The Obama administration announced Tuesday a new formula that will take into account a wider range of factors in determining who is poor. The Supplemental Poverty Measure will provide a more accurate portrait, the administration says, of how many Americans are struggling financially, though it will not entirely replace the existing poverty measure in use since the mid-1960s.

The new measure is expected to show that the poverty rate in America is higher than the number produced under the existing formula. (The Monitor explained why this is so in an earlier story, found here.)

“At first blush, this is going to change our estimates of who is poor,” says Vanessa Wight, a demographer at the National Center for Children in Poverty, a public policy center at Columbia University in New York. “We’re going to see a more accurate measure, based on what it really takes to get by in America.”
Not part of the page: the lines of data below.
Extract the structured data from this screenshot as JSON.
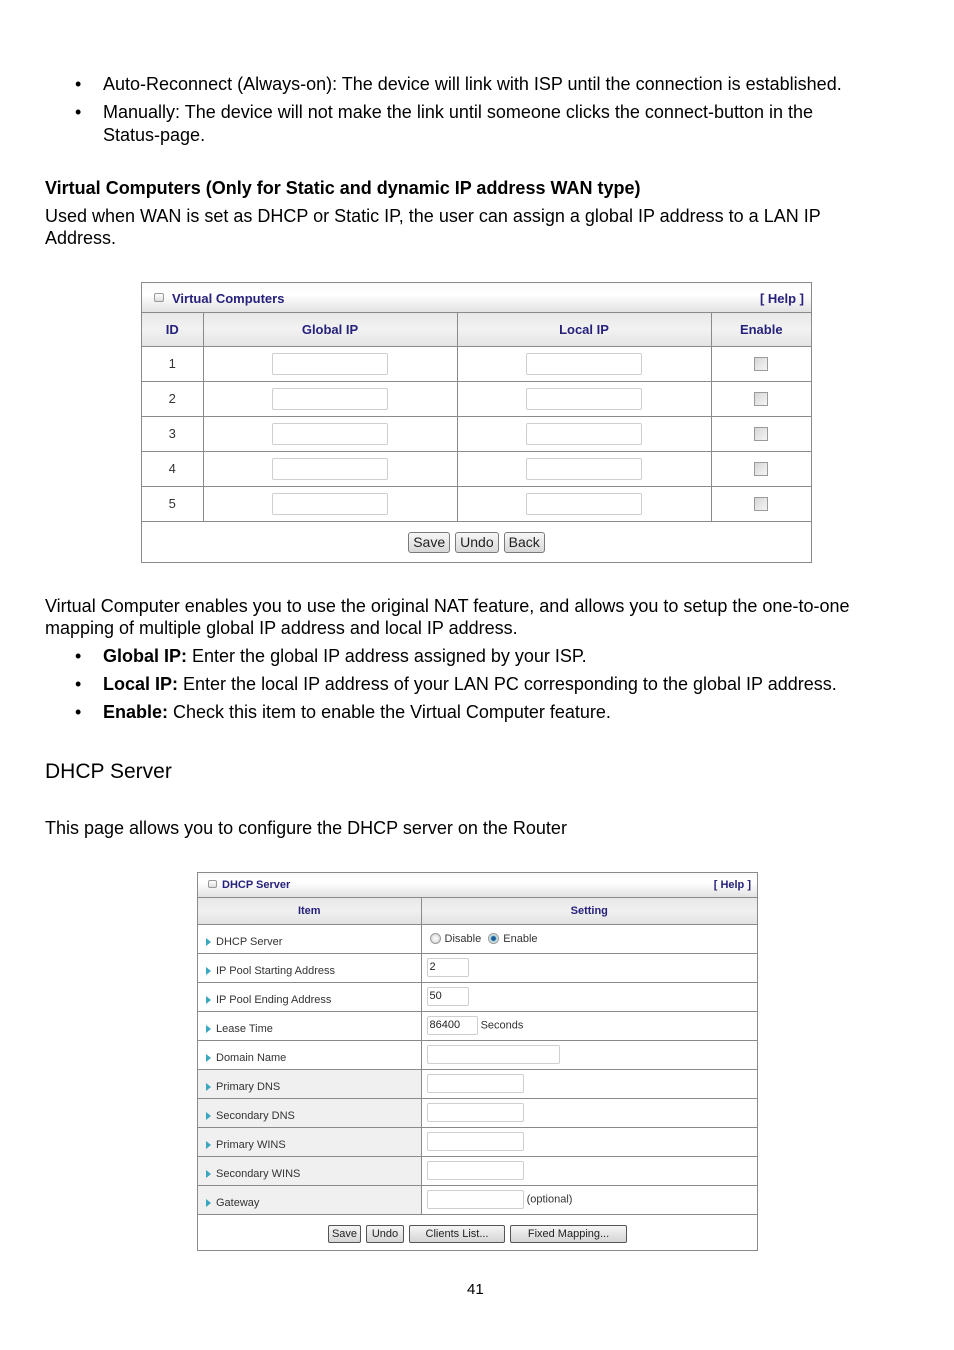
{
  "intro_bullets": [
    "Auto-Reconnect (Always-on): The device will link with ISP until the connection is established.",
    "Manually: The device will not make the link until someone clicks the connect-button in the",
    "Status-page."
  ],
  "virtual_section": {
    "heading": "Virtual Computers (Only for Static and dynamic IP address WAN type)",
    "desc_line1": "Used when WAN is set as DHCP or Static IP, the user can assign a global IP address to a LAN IP",
    "desc_line2": "Address."
  },
  "vc_panel": {
    "title": "Virtual Computers",
    "help": "[ Help ]",
    "columns": [
      "ID",
      "Global IP",
      "Local IP",
      "Enable"
    ],
    "rows": [
      {
        "id": "1",
        "global_ip": "",
        "local_ip": "",
        "enabled": false
      },
      {
        "id": "2",
        "global_ip": "",
        "local_ip": "",
        "enabled": false
      },
      {
        "id": "3",
        "global_ip": "",
        "local_ip": "",
        "enabled": false
      },
      {
        "id": "4",
        "global_ip": "",
        "local_ip": "",
        "enabled": false
      },
      {
        "id": "5",
        "global_ip": "",
        "local_ip": "",
        "enabled": false
      }
    ],
    "buttons": {
      "save": "Save",
      "undo": "Undo",
      "back": "Back"
    }
  },
  "vc_explain": {
    "line1": "Virtual Computer enables you to use the original NAT feature, and allows you to setup the one-to-one",
    "line2": "mapping of multiple global IP address and local IP address.",
    "bullets": [
      {
        "term": "Global IP:",
        "text": " Enter the global IP address assigned by your ISP."
      },
      {
        "term": "Local IP:",
        "text": " Enter the local IP address of your LAN PC corresponding to the global IP address."
      },
      {
        "term": "Enable:",
        "text": " Check this item to enable the Virtual Computer feature."
      }
    ]
  },
  "dhcp_section": {
    "title": "DHCP Server",
    "desc": "This page allows you to configure the DHCP server on the Router"
  },
  "dhcp_panel": {
    "title": "DHCP Server",
    "help": "[ Help ]",
    "columns": [
      "Item",
      "Setting"
    ],
    "dhcp_server": {
      "label": "DHCP Server",
      "options": [
        "Disable",
        "Enable"
      ],
      "selected": "Enable"
    },
    "pool_start": {
      "label": "IP Pool Starting Address",
      "value": "2"
    },
    "pool_end": {
      "label": "IP Pool Ending Address",
      "value": "50"
    },
    "lease_time": {
      "label": "Lease Time",
      "value": "86400",
      "unit": "Seconds"
    },
    "domain_name": {
      "label": "Domain Name",
      "value": ""
    },
    "primary_dns": {
      "label": "Primary DNS",
      "value": ""
    },
    "secondary_dns": {
      "label": "Secondary DNS",
      "value": ""
    },
    "primary_wins": {
      "label": "Primary WINS",
      "value": ""
    },
    "secondary_wins": {
      "label": "Secondary WINS",
      "value": ""
    },
    "gateway": {
      "label": "Gateway",
      "value": "",
      "note": "(optional)"
    },
    "buttons": {
      "save": "Save",
      "undo": "Undo",
      "clients": "Clients List...",
      "fixed": "Fixed Mapping..."
    }
  },
  "page_number": "41"
}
Modern expenses factored in

In addition to simply calculating a family’s income and cost of food, as the current formula does, the new measure will take into account modern expenses and in-kind benefits. Among those modern expenses: the higher cost of healthcare, childcare, housing, and utilities, “plus a little more,” a “new category for other expenses that provides a little extra padding,” says Ms. Wight.
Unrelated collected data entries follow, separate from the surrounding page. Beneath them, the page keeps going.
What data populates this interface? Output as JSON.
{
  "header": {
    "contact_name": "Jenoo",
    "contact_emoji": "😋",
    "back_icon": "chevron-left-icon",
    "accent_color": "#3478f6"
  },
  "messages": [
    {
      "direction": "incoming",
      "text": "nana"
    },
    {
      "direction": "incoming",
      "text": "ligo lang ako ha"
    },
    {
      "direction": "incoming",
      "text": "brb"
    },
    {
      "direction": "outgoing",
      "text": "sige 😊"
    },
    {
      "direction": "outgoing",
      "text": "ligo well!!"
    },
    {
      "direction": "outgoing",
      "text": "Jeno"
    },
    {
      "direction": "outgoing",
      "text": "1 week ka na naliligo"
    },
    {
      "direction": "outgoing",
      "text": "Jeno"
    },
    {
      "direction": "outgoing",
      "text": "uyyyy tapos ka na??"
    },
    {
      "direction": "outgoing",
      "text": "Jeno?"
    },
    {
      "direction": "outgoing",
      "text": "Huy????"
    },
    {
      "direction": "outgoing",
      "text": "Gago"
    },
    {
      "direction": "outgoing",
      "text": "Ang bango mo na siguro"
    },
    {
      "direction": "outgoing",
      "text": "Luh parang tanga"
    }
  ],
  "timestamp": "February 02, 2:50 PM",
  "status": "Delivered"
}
The new formula will also adjust for geographic location, acknowledging that $1,000 in New York doesn't have the same purchasing power as $1,000 in, say, Des Moines, Iowa. It will also take into account government benefits like food stamps, housing subsidies, and tax credits.

“The new supplemental poverty measure will provide an alternative lens to understand poverty,” said Rebecca Blank, the Commerce Department’s undersecretary for economic affairs, in a statement. The Commerce Department adapted recommendations made by the National Academy of the Sciences in developing the new measure.
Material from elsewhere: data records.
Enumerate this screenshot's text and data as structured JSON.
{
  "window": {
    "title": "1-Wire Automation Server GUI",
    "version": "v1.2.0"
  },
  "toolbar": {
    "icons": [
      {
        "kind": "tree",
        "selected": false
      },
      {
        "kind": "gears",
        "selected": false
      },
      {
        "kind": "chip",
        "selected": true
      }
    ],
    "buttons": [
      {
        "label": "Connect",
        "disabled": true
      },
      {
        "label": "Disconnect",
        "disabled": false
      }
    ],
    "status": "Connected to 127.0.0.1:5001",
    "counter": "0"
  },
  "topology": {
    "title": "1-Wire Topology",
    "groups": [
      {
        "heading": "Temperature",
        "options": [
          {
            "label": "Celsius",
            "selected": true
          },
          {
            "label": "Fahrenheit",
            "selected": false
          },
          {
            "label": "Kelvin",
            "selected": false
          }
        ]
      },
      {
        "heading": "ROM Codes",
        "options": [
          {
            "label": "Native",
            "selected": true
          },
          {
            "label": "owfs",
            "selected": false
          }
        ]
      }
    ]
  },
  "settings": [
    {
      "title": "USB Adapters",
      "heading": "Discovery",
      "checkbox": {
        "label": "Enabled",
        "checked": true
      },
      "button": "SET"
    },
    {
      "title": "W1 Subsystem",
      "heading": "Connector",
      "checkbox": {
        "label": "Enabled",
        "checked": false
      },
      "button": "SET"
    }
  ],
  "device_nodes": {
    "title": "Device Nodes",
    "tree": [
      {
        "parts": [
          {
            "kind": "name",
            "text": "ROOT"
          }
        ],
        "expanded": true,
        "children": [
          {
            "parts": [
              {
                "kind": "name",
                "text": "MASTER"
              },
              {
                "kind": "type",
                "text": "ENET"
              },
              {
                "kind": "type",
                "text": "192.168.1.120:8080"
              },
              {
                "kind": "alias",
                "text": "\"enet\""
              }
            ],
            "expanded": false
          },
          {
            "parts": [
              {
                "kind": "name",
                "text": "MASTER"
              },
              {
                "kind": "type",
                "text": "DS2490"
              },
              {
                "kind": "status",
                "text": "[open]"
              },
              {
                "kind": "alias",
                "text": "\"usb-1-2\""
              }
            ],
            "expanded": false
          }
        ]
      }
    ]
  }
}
Experts say it’s a giant step forward from the old poverty threshold, which is based on a 1955 cost of an emergency food diet and does not factor in medical care, transportation, child care, or geographical variations in cost of living. The old poverty threshold is about $22,050 in annual income for a family of four.

“You can’t really get by on the [old] threshold,” says Wight. “People have long criticized this measure as being inadequate for calculating poverty. It really costs about twice the poverty threshold for families to make ends meet.”

A higher poverty rate expected

Experts expect the new poverty measure will increase the percentage of people classified as poor, especially among elderly Americans. Poverty rates will probably increase from 13.2 percent, or 39.8 million people, to 15.8 percent, or 47.4 million, reports the Associated Press. (Read here about the recession's effect on the poverty rate.) The new measure may bring about a more dramatic change in the senior citizen poverty rate because of rising medical expenses, says Wight.

The Supplemental Poverty Measure, which will be used in fall 2010 in a Census Bureau report, will not completely replace the old measure. It will be used to calculate an alternative poverty rate, but the new formula will not be used to determine eligibility for government programs.

“This is just a first step,” says Wight. “The new poverty measure will not affect how eligibility for funds are determined. That’s the next step, the direction we need to be moving.”